Biotech Unicorn’s T-Cell Receptor Therapy “Nearly Doubles” Survival in Uveal Melanoma

immunocore tcr uveal melanoma

Immunocore, one of the only three European biotech unicorns, has presented Phase I results for its TCR immunotherapy IMCgp100 in patients suffering from metastatic uveal melanoma. Results are positive, but perhaps not to the level of expectation for a company with such a high valuation.

On Saturday, Immunocore presented its latest clinical results at the Society for Immunotherapy of Cancer (SITC) Annual Meeting. The company revealed safety and efficacy data from two Phase I clinical trials testing its T-cell receptor (TCR) technology as a treatment for metastatic uveal melanoma, a form of cancer that accounts for up to 81% cases of eye cancer.

Immunocore has proudly announced that its lead candidate, IMCgp100, nearly doubled the percentage of patients that survived after one year of treatment. The data shows that 73% and 79.5% of patients, respectively, survived for a year following treatment with IMCgp100.

The results seem promising considering that there is currently no standard of care for metastatic uveal melanoma. Without treatment, some studies estimate that survival after a year is as low as 13%. Immunocore reports that “studies with other agents” only achieve 25-45% one-year survival. However, the company hasn’t specified which agents it is referring to.

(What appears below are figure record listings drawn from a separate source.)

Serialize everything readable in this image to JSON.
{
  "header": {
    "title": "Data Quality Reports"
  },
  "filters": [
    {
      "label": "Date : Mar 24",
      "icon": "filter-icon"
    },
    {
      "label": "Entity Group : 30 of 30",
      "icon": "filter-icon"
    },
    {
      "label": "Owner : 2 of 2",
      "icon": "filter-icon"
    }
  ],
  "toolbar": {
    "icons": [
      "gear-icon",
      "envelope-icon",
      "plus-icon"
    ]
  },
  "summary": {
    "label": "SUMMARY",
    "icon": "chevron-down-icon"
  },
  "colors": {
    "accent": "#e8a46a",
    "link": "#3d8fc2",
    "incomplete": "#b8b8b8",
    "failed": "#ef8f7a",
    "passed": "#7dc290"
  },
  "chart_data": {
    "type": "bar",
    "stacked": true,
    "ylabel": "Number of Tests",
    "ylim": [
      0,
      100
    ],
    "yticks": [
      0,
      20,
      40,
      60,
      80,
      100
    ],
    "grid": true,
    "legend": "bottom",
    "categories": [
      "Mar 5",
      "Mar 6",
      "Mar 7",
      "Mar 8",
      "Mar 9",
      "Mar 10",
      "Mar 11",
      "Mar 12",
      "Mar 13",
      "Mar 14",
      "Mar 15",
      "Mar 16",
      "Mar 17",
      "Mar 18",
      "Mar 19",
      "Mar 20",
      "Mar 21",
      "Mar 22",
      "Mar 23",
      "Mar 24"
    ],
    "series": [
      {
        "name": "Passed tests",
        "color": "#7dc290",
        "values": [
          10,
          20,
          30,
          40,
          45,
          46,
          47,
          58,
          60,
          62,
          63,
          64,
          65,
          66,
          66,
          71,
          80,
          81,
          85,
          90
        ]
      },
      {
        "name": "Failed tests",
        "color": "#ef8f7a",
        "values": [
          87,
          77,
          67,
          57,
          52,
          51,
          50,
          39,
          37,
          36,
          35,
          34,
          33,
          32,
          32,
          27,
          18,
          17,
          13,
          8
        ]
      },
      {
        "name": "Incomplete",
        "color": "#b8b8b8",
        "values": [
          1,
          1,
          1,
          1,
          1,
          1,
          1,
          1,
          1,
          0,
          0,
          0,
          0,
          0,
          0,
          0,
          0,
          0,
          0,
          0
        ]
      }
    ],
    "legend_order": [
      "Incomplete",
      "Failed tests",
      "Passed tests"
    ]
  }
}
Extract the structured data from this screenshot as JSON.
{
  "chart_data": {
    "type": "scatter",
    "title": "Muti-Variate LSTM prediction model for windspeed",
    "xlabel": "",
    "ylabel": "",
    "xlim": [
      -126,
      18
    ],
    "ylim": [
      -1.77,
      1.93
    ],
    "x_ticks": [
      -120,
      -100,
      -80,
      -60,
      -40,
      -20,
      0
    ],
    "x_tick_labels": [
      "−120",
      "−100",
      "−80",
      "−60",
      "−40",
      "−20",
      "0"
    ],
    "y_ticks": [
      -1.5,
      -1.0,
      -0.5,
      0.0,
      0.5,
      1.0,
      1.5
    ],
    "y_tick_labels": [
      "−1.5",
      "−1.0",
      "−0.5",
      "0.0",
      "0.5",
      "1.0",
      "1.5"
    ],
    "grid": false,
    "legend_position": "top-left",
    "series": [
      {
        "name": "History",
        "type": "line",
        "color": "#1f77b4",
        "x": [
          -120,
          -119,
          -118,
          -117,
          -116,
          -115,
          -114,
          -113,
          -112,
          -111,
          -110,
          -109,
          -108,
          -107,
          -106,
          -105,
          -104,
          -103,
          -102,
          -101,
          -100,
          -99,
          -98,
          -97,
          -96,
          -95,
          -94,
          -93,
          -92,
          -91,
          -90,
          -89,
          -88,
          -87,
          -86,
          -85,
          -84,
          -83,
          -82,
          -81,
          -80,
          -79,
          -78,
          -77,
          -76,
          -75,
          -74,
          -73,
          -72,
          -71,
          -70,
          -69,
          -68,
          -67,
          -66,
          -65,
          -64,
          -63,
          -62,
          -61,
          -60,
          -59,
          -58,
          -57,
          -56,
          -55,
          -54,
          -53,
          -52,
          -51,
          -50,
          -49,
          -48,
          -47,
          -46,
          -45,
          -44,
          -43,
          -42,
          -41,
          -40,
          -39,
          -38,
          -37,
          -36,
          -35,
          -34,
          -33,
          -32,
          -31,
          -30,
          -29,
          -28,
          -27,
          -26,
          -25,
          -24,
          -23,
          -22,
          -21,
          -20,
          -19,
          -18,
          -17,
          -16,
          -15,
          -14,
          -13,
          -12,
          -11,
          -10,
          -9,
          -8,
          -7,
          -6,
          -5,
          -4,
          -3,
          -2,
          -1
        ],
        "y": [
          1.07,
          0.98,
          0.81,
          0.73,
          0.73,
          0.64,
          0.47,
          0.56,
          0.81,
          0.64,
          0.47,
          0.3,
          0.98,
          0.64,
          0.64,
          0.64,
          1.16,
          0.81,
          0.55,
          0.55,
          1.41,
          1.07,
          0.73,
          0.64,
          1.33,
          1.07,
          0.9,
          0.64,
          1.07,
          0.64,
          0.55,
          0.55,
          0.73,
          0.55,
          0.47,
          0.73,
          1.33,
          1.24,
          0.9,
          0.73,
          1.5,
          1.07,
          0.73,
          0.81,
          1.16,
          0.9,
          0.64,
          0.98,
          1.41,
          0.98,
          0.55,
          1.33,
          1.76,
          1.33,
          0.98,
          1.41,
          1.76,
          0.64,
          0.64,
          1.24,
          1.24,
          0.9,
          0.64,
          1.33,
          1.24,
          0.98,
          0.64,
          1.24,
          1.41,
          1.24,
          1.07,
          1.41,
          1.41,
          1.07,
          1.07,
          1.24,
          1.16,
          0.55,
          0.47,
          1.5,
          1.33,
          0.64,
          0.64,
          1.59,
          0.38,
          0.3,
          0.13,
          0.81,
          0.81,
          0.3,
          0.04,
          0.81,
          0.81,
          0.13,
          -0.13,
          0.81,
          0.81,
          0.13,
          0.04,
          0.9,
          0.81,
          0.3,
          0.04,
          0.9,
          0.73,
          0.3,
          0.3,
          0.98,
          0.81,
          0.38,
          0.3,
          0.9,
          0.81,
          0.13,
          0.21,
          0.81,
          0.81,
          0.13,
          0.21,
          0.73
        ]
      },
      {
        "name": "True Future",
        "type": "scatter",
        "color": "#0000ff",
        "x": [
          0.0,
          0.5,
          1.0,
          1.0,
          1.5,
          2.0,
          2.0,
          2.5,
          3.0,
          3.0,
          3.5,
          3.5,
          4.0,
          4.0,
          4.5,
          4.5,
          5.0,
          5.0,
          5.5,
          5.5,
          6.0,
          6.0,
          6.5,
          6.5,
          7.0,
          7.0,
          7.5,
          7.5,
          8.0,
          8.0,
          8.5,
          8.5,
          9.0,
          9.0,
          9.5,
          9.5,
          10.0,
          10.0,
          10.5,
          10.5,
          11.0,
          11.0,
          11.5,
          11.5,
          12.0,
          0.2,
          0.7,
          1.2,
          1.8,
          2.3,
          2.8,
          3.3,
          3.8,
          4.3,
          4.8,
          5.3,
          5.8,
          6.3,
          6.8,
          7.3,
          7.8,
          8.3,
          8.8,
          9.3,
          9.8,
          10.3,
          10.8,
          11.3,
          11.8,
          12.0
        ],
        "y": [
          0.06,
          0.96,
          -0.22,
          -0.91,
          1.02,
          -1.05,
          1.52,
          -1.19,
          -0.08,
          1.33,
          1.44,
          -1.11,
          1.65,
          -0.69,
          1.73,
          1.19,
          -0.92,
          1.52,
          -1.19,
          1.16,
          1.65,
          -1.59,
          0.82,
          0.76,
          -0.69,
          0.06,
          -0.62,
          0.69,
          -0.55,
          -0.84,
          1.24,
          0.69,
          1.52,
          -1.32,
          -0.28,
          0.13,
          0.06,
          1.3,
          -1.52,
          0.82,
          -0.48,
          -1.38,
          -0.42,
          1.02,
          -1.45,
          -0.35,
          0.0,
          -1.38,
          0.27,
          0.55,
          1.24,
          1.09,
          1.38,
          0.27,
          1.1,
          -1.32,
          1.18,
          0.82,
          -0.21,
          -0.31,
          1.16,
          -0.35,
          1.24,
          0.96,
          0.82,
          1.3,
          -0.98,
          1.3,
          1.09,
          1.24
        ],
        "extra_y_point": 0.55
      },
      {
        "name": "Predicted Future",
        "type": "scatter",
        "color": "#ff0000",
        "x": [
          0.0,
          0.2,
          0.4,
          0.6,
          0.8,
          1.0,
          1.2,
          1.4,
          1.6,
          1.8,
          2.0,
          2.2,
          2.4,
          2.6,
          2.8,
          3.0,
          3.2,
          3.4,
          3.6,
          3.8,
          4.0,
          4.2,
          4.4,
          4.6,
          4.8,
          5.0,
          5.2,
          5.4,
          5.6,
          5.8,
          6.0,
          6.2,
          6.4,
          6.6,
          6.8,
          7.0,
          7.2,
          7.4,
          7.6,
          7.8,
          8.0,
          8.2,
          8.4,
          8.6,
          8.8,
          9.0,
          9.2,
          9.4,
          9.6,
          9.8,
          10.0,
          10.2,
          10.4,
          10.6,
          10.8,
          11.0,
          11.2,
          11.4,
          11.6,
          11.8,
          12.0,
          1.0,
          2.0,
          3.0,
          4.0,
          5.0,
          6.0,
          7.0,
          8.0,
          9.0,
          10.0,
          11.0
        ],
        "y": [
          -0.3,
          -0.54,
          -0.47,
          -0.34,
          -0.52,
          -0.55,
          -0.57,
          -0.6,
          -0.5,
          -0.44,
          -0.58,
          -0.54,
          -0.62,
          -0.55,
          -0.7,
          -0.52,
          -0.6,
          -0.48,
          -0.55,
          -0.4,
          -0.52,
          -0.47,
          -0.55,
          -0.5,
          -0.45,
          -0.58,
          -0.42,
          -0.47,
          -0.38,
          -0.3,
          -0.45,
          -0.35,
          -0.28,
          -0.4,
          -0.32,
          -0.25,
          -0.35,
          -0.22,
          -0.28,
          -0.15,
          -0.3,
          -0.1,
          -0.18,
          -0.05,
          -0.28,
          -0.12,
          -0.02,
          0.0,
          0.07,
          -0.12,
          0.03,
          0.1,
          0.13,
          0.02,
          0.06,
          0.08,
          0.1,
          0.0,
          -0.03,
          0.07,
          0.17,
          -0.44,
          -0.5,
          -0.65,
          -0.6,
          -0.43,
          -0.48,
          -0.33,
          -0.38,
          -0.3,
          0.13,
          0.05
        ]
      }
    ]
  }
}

When looking at whether or not Immunocore’s therapy managed to stop the progression of metastatic uveal melanoma, the numbers didn’t seem as good. The median for progression-free survival was just 3.7 and 5.6 months respectively. And in terms of reducing the size of the tumor, an overall response was only seen in a total of 5 patients out of 35 among both studies.

Christina Coughlin, CMO of Immunocore, states that the therapy has the potential to address “cold” tumors — that is, those the immune system has problems reaching  — better than checkpoint inhibitors, which are taking the immuno-oncology space by storm. Unlike immunotherapies based on checkpoint inhibitors or CAR-T cells, Immunocore’s TCRs can go after intracellular antigens, which represent about 90% of potential cancer targets.

But it remains to be seen whether the theory translates into practice in larger clinical trials. Supported by positive preliminary data presented at ASCO 2017, Immunocore started a pivotal trial with IMCgp100 earlier this year. In it, investigators will compare the efficacy of IMCgp100 in untreated patients with advanced uveal melanoma versus their treatment of choice between dacarbazine (a chemotherapy drug), ipilimumab, or pembrolizumab (both checkpoint inhibitors).

While the results presented are positive, they don’t seem to fully match the big expectations put on Immunocore. The company raised a massive €293M back in 2015 in what is still the largest private round in European biotech, and is one of only three unicorn companies in the European biotech space. Some of our sources within biotech investment argue that the company’s valuation is overinflated, which might make it hard for the company to go public anytime soon.

At the moment, Immunocore’s lead candidate IMCgp100 is also the subject of collaborations with AstraZeneca and Eli Lilly to combine the treatment with a checkpoint inhibitor and a small molecule, respectively. And the company is also collaborating with GSK and Genentech in oncology, and has recently received €33M from the Bill and Melinda Gates Foundation to apply its technology to the fight against HIV.